Sagan (who hosts the series himself) magnificently shows that science is the art of solving Nature's mysteries. Every topic that is encompassed in Cosmos, is shown as so: Beginning in the knot, showing the big efforts that are made to untie it, and the final breath-out of the human mind prevailing over the (previously) unknown. Not only science, but everyday subjects are researched as well, such as astrology or the UFO phenomenon. History also shares a good role in Cosmos.
Overall, the great production and the soundtrack make this series a MUST for everyone carrying a throbbing heart.
I was always fascinated by the documentaries created by public
television after my experience with Cosmos, Carl Sagans gift to
humanity. Beautifully weaving human knowledge into a 13 part series. He
covers the entire landscape of understanding in some way; History,
Biology, Genetics, Neuroscience, Physics, Chemistry, Astronomy,
Religion and the relationships of all these with human politics
throughout history and across cultures. It is quite a goal to hit and
it is done masterfully. I clearly remember anticipation for the
commencement of the series in 1980 when I was 9. It and many of the
later science/natural world focused PBS series to follow (Nature,
Nova,The Mechanical Universe) in the 80's were what inspired me to
pursue a profession in engineering. I hold an electrical engineering
degree because of shows like this. Here I am 25 years later discovering
again the wonder of Cosmos. I've picked up the series as a gift for my
children, yet unborn, that they may hopefully be similarly inspired by
this masterful work of television at its best.
Highiest possible recommendation.
Carl Sagan had a way with words. He had a way of making the complex simple.
As a young teenager growing up with an interest in science this was an
excellent way to begin.
This is one of those must see programs. The music by Vangelis was also fantastic.

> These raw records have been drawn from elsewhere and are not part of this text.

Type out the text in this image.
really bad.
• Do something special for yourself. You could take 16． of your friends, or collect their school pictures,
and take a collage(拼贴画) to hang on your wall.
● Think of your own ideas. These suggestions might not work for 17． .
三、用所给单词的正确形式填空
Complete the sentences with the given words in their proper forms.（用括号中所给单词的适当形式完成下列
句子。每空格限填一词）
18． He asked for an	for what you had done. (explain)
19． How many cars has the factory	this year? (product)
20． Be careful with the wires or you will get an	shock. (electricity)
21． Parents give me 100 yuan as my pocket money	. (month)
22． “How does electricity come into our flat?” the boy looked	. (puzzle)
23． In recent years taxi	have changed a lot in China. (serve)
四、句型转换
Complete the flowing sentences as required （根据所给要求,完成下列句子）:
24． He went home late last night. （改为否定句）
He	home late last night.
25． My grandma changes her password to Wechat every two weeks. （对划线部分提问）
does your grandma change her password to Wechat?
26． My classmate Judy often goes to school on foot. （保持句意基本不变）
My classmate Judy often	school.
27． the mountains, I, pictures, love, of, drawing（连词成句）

This ignited (excuse the pun) my interest in science and Vangelis' music which is as keen now as when I first saw and heard it.
This thirteen part series is Carl Sagan's personal account of the universe and how humans have interpreted it through time. In Cosmos, Carl Sagan takes us on location to places in the world where the most important people and ideas in science and astronomy were born, and to places in outer space where those ideas have revealed the universe to us. Carl Sagan shares a sense of wonder that is both intelligent and humorous, while occasionally warning us of our capabilities of self-destruction. Though Cosmos was made during the height of the cold war, it still stands as a reminder of global problems and dangers we still need to resolve. This series has either consciously or unconsciously set the standard for the format of almost every hosted science show or series on Television since it was made, and it's no wonder. Carl Sagan is a charismatic and sincere authority on the subject matter, and the music score is mostly by Vangelis (Bladerunner, Chariots of Fire, 1492) Synergy, Tangerine Dream, Vivaldi, and more. The visuals are amazing and remain as relevant as they were on the release date.
Carl Sagan is known world-wide for being the most effective teacher ever. This series is based around his novel by the same name, which is the the best selling science book of all time. He explains how life works and how we are trying to find life elsewhere in the cosmos, how the laws of physics govern everything, how we must take care of ourselves and the earth, and so much more. He makes the Earth sound like a total paradise. Anyone even mildly interested in science should definitely see it. See this, it should be at your local library.